Shorten and update file names.

7db1f905 · Venkat Malladi · 487b307d · 7db1f905
Commit 7db1f905 authored 6 years ago by Venkat Malladi
--- a/workflow/scripts/pool_and_psuedoreplicate.py
+++ b/workflow/scripts/pool_and_psuedoreplicate.py
@@ -21,6 +21,12 @@ logger.addHandler(logging.NullHandler())
 logger.propagate = False
 logger.setLevel(logging.INFO)

+# the order of this list is important.
+# strip_extensions strips from the right inward, so
+# the expected right-most extensions should appear first (like .gz)
+# Modified from J. Seth Strattan
+STRIP_EXTENSIONS = ['.gz', '.tagAlign', '.bedse', 'bedpe' ]
+

 def get_args():
    '''Define arguments.'''
@@ -99,9 +105,9 @@ def pool(tag_files, outfile, paired):


 def bedpe_to_tagalign(tag_file, outfile):
-    '''Convert read pairs to reads itno standard tagAlign file.'''
+    '''Convert read pairs to reads into standard tagAlign file.'''

-    se_tag_filename = outfile + "bedse.tagAlign.gz"
+    se_tag_filename = outfile + "tagAlign.gz"

    # Convert read pairs to reads into standard tagAlign file
    tag_steps = ["zcat -f %s" % (tag_file)]
@@ -122,7 +128,7 @@ def self_psuedoreplication(tag_file, prefix, paired):
    lines_per_rep = (no_lines+1)/2

    # Make an array of number of psuedoreplicatesfile names
-    pseudoreplicate_dict = {r: prefix + '.pr' + str(r) + '.bedse.tagAlign.gz'
+    pseudoreplicate_dict = {r: prefix + '.pr' + str(r) + '.tagAlign.gz'
                            for r in [0, 1]}

    # Shuffle and split file into equal parts
@@ -243,8 +249,6 @@ def main():
        # Drop index column
        design_new_df.drop(labels='index', axis=1, inplace=True)

-
-
    else:
        # Make pool of replicates
        replicate_files = design_df.tag_align.unique()
@@ -284,7 +288,7 @@ def main():

        if not single_control:
            path_to_pool_control = cwd + '/' + pool_control
-            if control_df.values.max() > 1.2:
+            if control_df.values.max() > cutoff_ratio:
                logger.info("Number of reads in controls differ by " +
                    " > factor of %f.

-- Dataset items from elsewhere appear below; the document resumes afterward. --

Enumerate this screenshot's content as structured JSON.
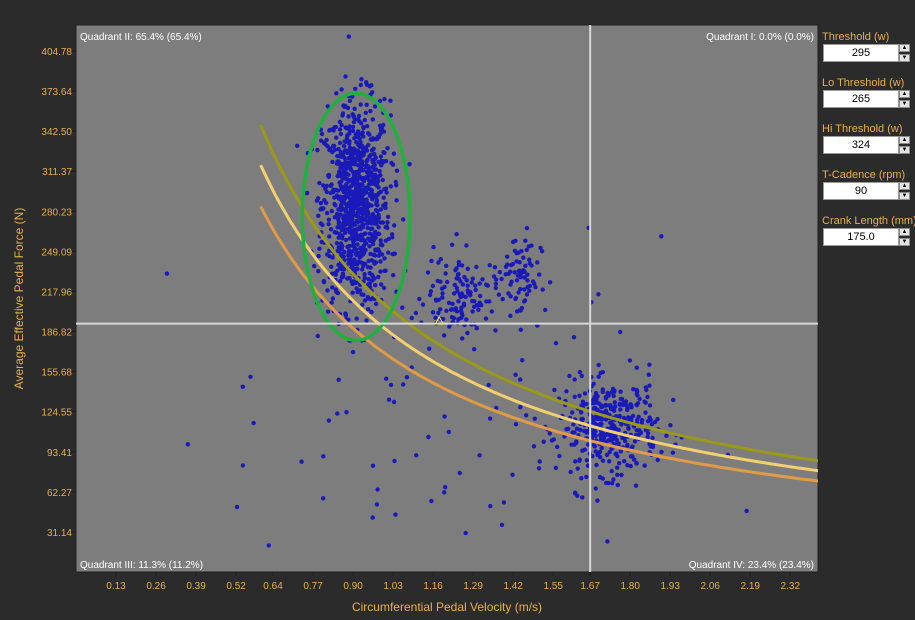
{
  "chart_data": {
    "type": "scatter",
    "xlabel": "Circumferential Pedal Velocity (m/s)",
    "ylabel": "Average Effective Pedal Force (N)",
    "x_ticks": [
      "0.13",
      "0.26",
      "0.39",
      "0.52",
      "0.64",
      "0.77",
      "0.90",
      "1.03",
      "1.16",
      "1.29",
      "1.42",
      "1.55",
      "1.67",
      "1.80",
      "1.93",
      "2.06",
      "2.19",
      "2.32"
    ],
    "y_ticks": [
      "404.78",
      "373.64",
      "342.50",
      "311.37",
      "280.23",
      "249.09",
      "217.96",
      "186.82",
      "155.68",
      "124.55",
      "93.41",
      "62.27",
      "31.14"
    ],
    "xlim": [
      0.0,
      2.41
    ],
    "ylim": [
      0.0,
      425.0
    ],
    "quadrants": {
      "q1": "Quadrant I: 0.0% (0.0%)",
      "q2": "Quadrant II: 65.4% (65.4%)",
      "q3": "Quadrant III: 11.3% (11.2%)",
      "q4": "Quadrant IV: 23.4% (23.4%)"
    },
    "crosshair": {
      "x": 1.67,
      "y": 193.0
    },
    "threshold_marker": {
      "x": 1.18,
      "y": 195.0
    },
    "clusters": [
      {
        "cx": 0.91,
        "cy": 285,
        "sx": 0.055,
        "sy": 40,
        "n": 950
      },
      {
        "cx": 1.73,
        "cy": 112,
        "sx": 0.08,
        "sy": 18,
        "n": 380
      },
      {
        "cx": 1.25,
        "cy": 215,
        "sx": 0.06,
        "sy": 15,
        "n": 120
      },
      {
        "cx": 1.44,
        "cy": 230,
        "sx": 0.035,
        "sy": 18,
        "n": 70
      },
      {
        "cx": 1.2,
        "cy": 120,
        "sx": 0.35,
        "sy": 70,
        "n": 90
      }
    ],
    "curves": [
      {
        "name": "",
        "power": 324,
        "color": "#9a9a18"
      },
      {
        "name": "",
        "power": 295,
        "color": "#f2d070"
      },
      {
        "name": "",
        "power": 265,
        "color": "#e09a48"
      }
    ],
    "ellipse": {
      "cx": 0.91,
      "cy": 276,
      "rx": 0.175,
      "ry": 96,
      "color": "#20b040"
    },
    "colors": {
      "plot_bg": "#7d7d7d",
      "dots": "#1a1ab8",
      "axis_text": "#e8b04a",
      "quadrant_text": "#ffffff",
      "crosshair": "#d8d8d8"
    }
  },
  "panel": {
    "fields": [
      {
        "label": "Threshold (w)",
        "value": "295"
      },
      {
        "label": "Lo Threshold (w)",
        "value": "265"
      },
      {
        "label": "Hi Threshold (w)",
        "value": "324"
      },
      {
        "label": "T-Cadence (rpm)",
        "value": "90"
      },
      {
        "label": "Crank Length (mm)",
        "value": "175.0"
      }
    ]
  }
}
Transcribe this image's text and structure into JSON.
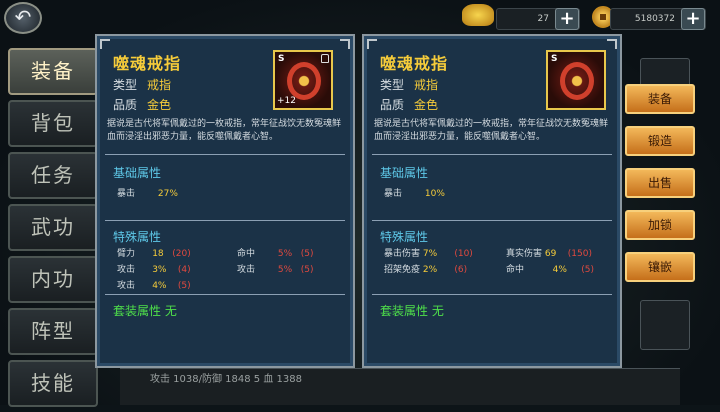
{
  "resources": {
    "gold_ingot": "27",
    "coins": "5180372"
  },
  "tabs": [
    "装备",
    "背包",
    "任务",
    "武功",
    "内功",
    "阵型",
    "技能"
  ],
  "left_panel": {
    "name": "噬魂戒指",
    "type_label": "类型",
    "type_value": "戒指",
    "quality_label": "品质",
    "quality_value": "金色",
    "item": {
      "grade": "S",
      "plus": "+12"
    },
    "description": "据说是古代将军佩戴过的一枚戒指，常年征战饮无数冤魂鲜血而浸淫出邪恶力量，能反噬佩戴者心智。",
    "base_title": "基础属性",
    "base": {
      "label": "暴击",
      "value": "27%"
    },
    "special_title": "特殊属性",
    "special": [
      {
        "label": "臂力",
        "value": "18",
        "extra": "(20)"
      },
      {
        "label": "命中",
        "value": "5%",
        "extra": "(5)"
      },
      {
        "label": "攻击",
        "value": "3%",
        "extra": "(4)"
      },
      {
        "label": "攻击",
        "value": "5%",
        "extra": "(5)"
      },
      {
        "label": "攻击",
        "value": "4%",
        "extra": "(5)"
      }
    ],
    "suit": "套装属性 无"
  },
  "right_panel": {
    "name": "噬魂戒指",
    "type_label": "类型",
    "type_value": "戒指",
    "quality_label": "品质",
    "quality_value": "金色",
    "item": {
      "grade": "S"
    },
    "description": "据说是古代将军佩戴过的一枚戒指，常年征战饮无数冤魂鲜血而浸淫出邪恶力量，能反噬佩戴者心智。",
    "base_title": "基础属性",
    "base": {
      "label": "暴击",
      "value": "10%"
    },
    "special_title": "特殊属性",
    "special": [
      {
        "label": "暴击伤害",
        "value": "7%",
        "extra": "(10)"
      },
      {
        "label": "真实伤害",
        "value": "69",
        "extra": "(150)"
      },
      {
        "label": "招架免疫",
        "value": "2%",
        "extra": "(6)"
      },
      {
        "label": "命中",
        "value": "4%",
        "extra": "(5)"
      }
    ],
    "suit": "套装属性 无"
  },
  "actions": [
    "装备",
    "锻造",
    "出售",
    "加锁",
    "镶嵌"
  ],
  "bottom_text": "攻击 1038/防御 1848 5 血 1388"
}
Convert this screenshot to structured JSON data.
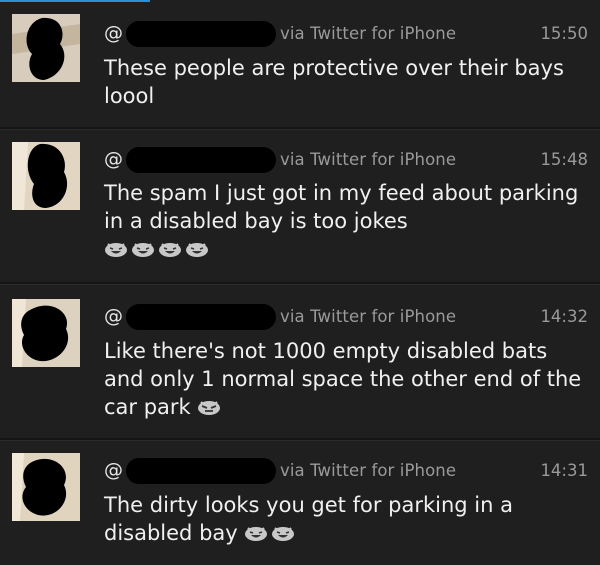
{
  "tweets": [
    {
      "handle_prefix": "@",
      "source": "via Twitter for iPhone",
      "time": "15:50",
      "text": "These people are protective over their bays loool",
      "emojis": []
    },
    {
      "handle_prefix": "@",
      "source": "via Twitter for iPhone",
      "time": "15:48",
      "text": "The spam I just got in my feed about parking in a disabled bay is too jokes",
      "emojis": [
        "laughing-face-icon",
        "laughing-face-icon",
        "laughing-face-icon",
        "laughing-face-icon"
      ]
    },
    {
      "handle_prefix": "@",
      "source": "via Twitter for iPhone",
      "time": "14:32",
      "text": "Like there's not 1000 empty disabled bats and only 1 normal space the other end of the car park",
      "emojis": [
        "unamused-face-icon"
      ]
    },
    {
      "handle_prefix": "@",
      "source": "via Twitter for iPhone",
      "time": "14:31",
      "text": "The dirty looks you get for parking in a disabled bay",
      "emojis": [
        "laughing-face-icon",
        "laughing-face-icon"
      ]
    }
  ],
  "colors": {
    "background": "#1f1f1f",
    "accent": "#2a8fd4",
    "meta_text": "#9a9a9a",
    "body_text": "#f0f0f0"
  }
}
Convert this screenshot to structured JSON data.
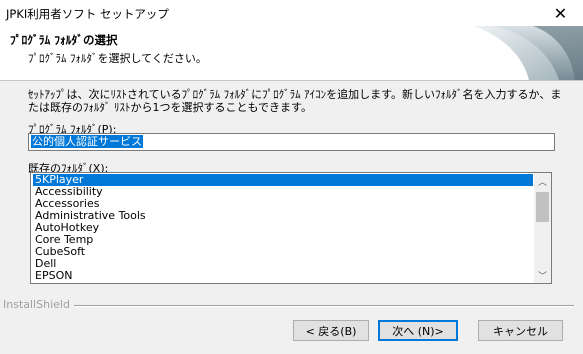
{
  "window": {
    "title": "JPKI利用者ソフト セットアップ"
  },
  "header": {
    "title": "ﾌﾟﾛｸﾞﾗﾑ ﾌｫﾙﾀﾞの選択",
    "subtitle": "ﾌﾟﾛｸﾞﾗﾑ ﾌｫﾙﾀﾞを選択してください。"
  },
  "description": "ｾｯﾄｱｯﾌﾟは、次にﾘｽﾄされているﾌﾟﾛｸﾞﾗﾑ ﾌｫﾙﾀﾞにﾌﾟﾛｸﾞﾗﾑ ｱｲｺﾝを追加します。新しいﾌｫﾙﾀﾞ名を入力するか、または既存のﾌｫﾙﾀﾞ ﾘｽﾄから1つを選択することもできます。",
  "folder_field": {
    "label": "ﾌﾟﾛｸﾞﾗﾑ ﾌｫﾙﾀﾞ(P):",
    "value": "公的個人認証サービス"
  },
  "existing_folders": {
    "label": "既存のﾌｫﾙﾀﾞ(X):",
    "items": [
      "5KPlayer",
      "Accessibility",
      "Accessories",
      "Administrative Tools",
      "AutoHotkey",
      "Core Temp",
      "CubeSoft",
      "Dell",
      "EPSON"
    ],
    "selected_index": 0
  },
  "footer": {
    "brand": "InstallShield"
  },
  "buttons": {
    "back": "< 戻る(B)",
    "next": "次へ (N)>",
    "cancel": "キャンセル"
  },
  "colors": {
    "selection": "#0078d7",
    "default_button_border": "#0078d7"
  }
}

Using pooled controls." % (cutoff_ratio))
                design_new_df['control_tag_align'] = path_to_pool_control
@@ -302,7 +306,7 @@ def main():
                        if paired:
                            control = row['control_tag_align']
                            control_basename = os.path.basename(
-                                utils.strip_extensions(control, ['.filt.nodup.bedpe.gz']))
+                                utils.strip_extensions(control, STRIP_EXTENSIONS))
                            control_tmp = bedpe_to_tagalign(control , "control_basename")
                            path_to_control = cwd + '/' + control_tmp
                            design_new_df.loc[index, 'control_tag_align'] = \